According to Lake, Complexity was investing between $1 and $2 million a year with EliGE on the team, below what other teams were willing to spend and below what was necessary to win some trophies. And without a path to trophies, it was hard to convince EliGE to stay.
We love EliGE and would have loved to continue to work with him, but here's the reality of how these things happen. We finished the year kind of on what I would call a down note, I think the Perfect World Shanghai Major was disappointing for everyone. For sure it was disappointing for me.
EliGE isn't getting any younger in his career, and when you get to this point in your career and have the success EliGE has had, money isn't necessarily the biggest motivator. Of course he wants a certain base amount of money for his hard work, but you want to lift trophies.
To lift trophies, you have to invest a tremendous amount of money in your roster. At the time EliGE was on the team, the team was costing us between $1 and $2 million a year, so it's like not we weren't investing. But, when you put that in perspective, there are definitely organizations that were investing significantly more than the couple million we were investing.

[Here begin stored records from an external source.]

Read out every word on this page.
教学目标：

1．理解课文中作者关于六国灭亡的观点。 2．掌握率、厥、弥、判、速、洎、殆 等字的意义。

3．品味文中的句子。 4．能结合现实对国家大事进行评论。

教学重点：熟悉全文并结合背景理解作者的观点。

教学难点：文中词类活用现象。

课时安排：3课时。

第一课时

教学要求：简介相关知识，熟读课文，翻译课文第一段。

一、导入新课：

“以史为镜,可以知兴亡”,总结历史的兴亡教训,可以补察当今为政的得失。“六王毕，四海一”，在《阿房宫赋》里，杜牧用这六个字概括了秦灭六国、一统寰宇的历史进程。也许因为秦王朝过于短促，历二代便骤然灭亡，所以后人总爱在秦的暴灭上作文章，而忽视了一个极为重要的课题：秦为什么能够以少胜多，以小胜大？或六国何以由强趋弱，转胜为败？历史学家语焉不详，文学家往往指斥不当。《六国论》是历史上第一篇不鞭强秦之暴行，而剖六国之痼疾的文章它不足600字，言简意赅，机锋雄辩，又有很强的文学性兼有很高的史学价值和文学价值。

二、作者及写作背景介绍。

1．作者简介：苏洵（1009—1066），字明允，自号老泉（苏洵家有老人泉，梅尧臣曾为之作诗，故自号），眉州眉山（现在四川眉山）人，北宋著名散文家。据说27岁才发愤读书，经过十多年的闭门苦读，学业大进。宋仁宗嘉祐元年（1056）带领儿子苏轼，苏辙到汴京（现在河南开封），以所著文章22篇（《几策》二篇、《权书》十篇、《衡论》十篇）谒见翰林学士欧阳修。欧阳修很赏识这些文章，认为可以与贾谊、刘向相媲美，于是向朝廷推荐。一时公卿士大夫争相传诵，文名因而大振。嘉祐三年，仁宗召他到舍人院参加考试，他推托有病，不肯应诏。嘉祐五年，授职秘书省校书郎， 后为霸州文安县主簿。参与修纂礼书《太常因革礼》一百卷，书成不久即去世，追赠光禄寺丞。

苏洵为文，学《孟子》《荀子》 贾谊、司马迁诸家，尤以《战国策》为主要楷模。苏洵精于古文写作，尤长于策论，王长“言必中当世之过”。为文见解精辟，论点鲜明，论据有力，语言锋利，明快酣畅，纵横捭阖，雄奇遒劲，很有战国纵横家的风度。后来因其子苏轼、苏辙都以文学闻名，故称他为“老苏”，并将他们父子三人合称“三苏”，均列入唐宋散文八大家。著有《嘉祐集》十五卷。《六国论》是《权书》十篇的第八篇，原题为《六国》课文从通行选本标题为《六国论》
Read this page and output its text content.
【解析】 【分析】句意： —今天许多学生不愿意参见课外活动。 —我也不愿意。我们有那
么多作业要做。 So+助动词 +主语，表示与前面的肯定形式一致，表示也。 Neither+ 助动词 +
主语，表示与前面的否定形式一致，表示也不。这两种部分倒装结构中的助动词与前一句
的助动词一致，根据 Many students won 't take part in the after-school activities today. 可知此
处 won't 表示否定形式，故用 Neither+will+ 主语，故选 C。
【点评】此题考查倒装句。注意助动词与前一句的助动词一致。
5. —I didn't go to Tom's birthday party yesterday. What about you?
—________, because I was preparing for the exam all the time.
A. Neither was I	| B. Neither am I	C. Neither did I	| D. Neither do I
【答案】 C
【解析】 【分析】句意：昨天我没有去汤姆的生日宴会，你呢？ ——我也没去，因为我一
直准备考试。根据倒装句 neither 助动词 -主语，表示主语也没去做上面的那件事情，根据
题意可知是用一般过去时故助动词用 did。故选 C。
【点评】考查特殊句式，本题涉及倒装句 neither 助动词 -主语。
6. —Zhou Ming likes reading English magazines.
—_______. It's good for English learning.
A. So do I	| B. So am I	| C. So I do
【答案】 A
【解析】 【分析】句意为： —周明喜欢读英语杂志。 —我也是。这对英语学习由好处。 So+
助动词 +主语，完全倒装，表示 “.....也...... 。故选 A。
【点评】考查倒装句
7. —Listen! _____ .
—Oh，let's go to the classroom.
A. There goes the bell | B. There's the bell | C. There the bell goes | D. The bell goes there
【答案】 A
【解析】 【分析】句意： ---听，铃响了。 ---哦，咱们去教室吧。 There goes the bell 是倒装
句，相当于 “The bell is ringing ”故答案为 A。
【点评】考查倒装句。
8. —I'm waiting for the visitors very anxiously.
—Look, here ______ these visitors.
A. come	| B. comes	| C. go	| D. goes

During this part of the video, Lake talked about how he doesn't want Complexity to be a "prison" for players, meaning that he doesn't like to hold up players who don't want to be there. He stressed that despite not hoisting the most trophies in Counter-Strike, Complexity takes care of its players and takes pride in the legacy the organization built in esports over the past decades.
The video goes on and Jason Lake revealed he had a very honest conversation with EliGE after the Shanghai Major.
We sat down a couple of times and spent time together, and I was very clear with him that I just don't have the budget to put necessarily the roster together to be hoisting trophies.
With his contract at that time coming up six months later, it was really a moment where we either sell the remainder of that contract and do the right thing by EliGE, or we're like 'No, you're stuck, you're just going to have to do the best for the next six months', and then he leaves for free. I don't think anyone necessarily would win in that scenario.
EliGE would have been somewhere maybe at that point he didn't want to be for six months, we would have had a player that felt that way, and we would have lost one of the best players we've had in the last decade without any monetary compensation on the contract.
So, you look at all those factors and that's why EliGE left.

EliGE was sold to FaZe at the beginning of 2025 and Complexity revamped the roster with Danny "Cxzi" Strzelczyk and Nicholas "nicx" Lee, two up-and-coming players from North America's tier-two scene.
After a string of bad results on tier-one LANs, Complexity have stopped the rot with back-to-back successful campaigns in online qualifiers in both NA and Europe.
The team have won 11 matches in a row and have built some much-needed confidence for the Major Regional Qualifier (MRQ) for the BLAST.tv Austin Major. It's not 100% confirmed Complexity will have to go through the MRQ, but it's the most likely outcome, according to the HLTV live tracker of the Major race.